Cheung et al.19 demonstrated that the addition of intramuscular MTX to local one increased the cure rate to 88.5%. Uludag et al.20 found that both local and systemic MTX treatments were in the same effect in handling of CSP with full success. But established that conventional treatment and follow-up protocols of local and systemic MTX should be revised. So, from all revision to lots of studies in the same literature, the standard handling line has not been proven in the managing of scar pregnancy yet.
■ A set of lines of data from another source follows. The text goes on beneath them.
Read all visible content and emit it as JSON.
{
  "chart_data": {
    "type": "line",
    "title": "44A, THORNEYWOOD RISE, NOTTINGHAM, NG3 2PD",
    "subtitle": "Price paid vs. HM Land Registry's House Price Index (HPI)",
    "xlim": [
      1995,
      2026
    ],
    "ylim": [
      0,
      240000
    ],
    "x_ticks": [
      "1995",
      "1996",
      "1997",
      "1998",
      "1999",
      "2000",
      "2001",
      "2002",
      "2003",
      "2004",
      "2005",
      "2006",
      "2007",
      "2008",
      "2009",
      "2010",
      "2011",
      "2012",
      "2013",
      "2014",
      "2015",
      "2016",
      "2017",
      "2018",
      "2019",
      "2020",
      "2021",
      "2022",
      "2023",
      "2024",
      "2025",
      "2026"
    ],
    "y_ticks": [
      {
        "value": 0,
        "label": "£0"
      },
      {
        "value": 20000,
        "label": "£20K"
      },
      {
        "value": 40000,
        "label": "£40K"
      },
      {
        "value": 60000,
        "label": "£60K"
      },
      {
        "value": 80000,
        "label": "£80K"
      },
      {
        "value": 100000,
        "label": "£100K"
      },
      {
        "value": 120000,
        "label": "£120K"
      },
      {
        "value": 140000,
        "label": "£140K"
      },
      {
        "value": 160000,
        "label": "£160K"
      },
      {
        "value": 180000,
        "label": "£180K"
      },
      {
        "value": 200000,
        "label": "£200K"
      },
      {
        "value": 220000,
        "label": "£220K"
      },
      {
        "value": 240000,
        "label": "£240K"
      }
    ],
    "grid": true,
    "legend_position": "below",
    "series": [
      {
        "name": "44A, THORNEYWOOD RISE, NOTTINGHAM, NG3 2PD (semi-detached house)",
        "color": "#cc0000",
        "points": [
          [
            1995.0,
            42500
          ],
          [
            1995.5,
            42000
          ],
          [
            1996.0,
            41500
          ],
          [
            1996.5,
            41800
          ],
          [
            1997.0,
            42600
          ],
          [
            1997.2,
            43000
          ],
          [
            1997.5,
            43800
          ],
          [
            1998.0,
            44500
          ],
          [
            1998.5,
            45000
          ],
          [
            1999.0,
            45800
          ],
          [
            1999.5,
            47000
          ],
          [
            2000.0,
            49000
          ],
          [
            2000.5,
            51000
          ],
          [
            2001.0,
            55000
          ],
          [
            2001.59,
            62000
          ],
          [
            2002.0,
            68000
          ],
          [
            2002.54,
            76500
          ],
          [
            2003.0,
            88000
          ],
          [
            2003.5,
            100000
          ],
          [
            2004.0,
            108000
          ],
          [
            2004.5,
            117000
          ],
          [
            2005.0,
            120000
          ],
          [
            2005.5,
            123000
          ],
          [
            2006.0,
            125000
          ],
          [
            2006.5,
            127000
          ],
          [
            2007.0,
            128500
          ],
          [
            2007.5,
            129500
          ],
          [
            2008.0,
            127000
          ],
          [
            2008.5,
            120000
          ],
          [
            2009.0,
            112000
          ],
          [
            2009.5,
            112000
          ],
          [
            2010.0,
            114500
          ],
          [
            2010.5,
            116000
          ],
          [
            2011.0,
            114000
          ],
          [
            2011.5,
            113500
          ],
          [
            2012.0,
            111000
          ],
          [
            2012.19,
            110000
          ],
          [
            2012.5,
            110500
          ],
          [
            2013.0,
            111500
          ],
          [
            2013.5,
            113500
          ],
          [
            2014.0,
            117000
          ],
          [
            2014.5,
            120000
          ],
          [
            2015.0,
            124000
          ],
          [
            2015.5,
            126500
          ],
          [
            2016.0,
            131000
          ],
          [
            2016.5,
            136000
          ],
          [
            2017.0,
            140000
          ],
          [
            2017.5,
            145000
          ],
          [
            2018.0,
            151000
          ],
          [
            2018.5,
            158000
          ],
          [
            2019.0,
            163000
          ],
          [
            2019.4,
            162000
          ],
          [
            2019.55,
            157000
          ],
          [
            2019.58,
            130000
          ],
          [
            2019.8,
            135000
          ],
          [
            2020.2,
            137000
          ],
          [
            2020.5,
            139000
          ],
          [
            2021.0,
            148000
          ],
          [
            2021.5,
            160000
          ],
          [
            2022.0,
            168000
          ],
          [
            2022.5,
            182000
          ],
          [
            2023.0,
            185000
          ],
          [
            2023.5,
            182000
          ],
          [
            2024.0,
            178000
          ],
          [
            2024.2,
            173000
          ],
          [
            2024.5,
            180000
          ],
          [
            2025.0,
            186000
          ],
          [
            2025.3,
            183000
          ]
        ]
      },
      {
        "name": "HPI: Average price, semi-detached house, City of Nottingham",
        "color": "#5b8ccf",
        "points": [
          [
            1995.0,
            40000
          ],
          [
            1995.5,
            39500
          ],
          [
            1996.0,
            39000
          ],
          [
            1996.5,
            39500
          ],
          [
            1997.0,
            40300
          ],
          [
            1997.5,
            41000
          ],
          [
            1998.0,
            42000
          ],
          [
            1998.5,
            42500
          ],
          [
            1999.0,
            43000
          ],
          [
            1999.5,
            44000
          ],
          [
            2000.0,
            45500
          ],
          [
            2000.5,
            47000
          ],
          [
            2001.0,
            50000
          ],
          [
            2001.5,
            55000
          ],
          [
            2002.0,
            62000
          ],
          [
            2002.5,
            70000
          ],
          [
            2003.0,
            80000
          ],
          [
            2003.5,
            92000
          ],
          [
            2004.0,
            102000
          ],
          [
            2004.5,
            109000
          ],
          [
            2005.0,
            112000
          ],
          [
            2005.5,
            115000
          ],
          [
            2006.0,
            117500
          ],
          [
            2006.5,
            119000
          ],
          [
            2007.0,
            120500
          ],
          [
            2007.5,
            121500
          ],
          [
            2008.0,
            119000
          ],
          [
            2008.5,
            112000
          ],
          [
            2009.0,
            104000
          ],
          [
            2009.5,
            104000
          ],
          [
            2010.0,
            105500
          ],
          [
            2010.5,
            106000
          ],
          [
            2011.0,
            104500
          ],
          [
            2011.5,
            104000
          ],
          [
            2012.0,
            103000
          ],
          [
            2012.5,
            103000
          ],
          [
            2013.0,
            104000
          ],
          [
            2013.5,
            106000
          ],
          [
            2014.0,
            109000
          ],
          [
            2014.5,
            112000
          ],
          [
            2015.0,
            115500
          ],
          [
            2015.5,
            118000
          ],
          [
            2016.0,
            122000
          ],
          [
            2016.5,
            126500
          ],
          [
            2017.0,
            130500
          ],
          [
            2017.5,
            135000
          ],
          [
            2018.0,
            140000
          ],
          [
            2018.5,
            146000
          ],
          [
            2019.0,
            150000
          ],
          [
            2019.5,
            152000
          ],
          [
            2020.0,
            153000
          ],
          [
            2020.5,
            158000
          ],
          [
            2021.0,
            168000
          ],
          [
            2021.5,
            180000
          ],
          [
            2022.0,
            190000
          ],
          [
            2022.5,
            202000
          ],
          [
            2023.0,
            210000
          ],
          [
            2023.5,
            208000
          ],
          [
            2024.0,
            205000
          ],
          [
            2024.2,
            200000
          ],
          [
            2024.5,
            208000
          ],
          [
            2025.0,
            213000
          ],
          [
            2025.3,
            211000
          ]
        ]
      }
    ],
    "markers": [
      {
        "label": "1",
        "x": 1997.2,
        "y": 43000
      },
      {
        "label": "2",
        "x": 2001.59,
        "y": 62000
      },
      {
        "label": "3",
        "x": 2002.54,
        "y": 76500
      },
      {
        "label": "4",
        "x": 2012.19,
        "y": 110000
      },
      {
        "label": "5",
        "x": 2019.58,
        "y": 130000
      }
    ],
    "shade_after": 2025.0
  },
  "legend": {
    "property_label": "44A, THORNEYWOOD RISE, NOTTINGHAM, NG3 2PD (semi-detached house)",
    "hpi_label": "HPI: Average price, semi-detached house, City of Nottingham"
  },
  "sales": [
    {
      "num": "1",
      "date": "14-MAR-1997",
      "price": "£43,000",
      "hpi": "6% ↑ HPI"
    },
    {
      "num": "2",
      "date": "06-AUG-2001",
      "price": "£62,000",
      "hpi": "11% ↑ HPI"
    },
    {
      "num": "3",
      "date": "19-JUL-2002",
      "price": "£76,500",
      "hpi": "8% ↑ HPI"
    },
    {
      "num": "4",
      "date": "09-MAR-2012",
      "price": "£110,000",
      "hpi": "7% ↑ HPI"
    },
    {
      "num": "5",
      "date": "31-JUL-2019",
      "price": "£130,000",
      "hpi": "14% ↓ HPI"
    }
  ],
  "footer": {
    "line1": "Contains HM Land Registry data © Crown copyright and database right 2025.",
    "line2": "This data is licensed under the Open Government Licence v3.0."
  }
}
Nevertheless, the accurate diagnosis and the modified evaluation of risk factors could funding physicians in creating the best choice of effectiveness and safety.
The rarest form of ectopic pregnancies is cesarean scar ectopic pregnancy (CSP). It could lead to severe complications. So, intensified awareness must be in consideration for both early diagnosis and management to prevent serious catastrophe. Systemic single dose MTX injection followed by D&S is an effective and harmless management for CSP. Nevertheless more studies are required to prove the efficiency, safety, and reproductive outcome of variant modalities in treatment of CSP.
The work conforms to the provisions of the Declaration of Helsinki.
No potential conflicts of interest were reported by the authors.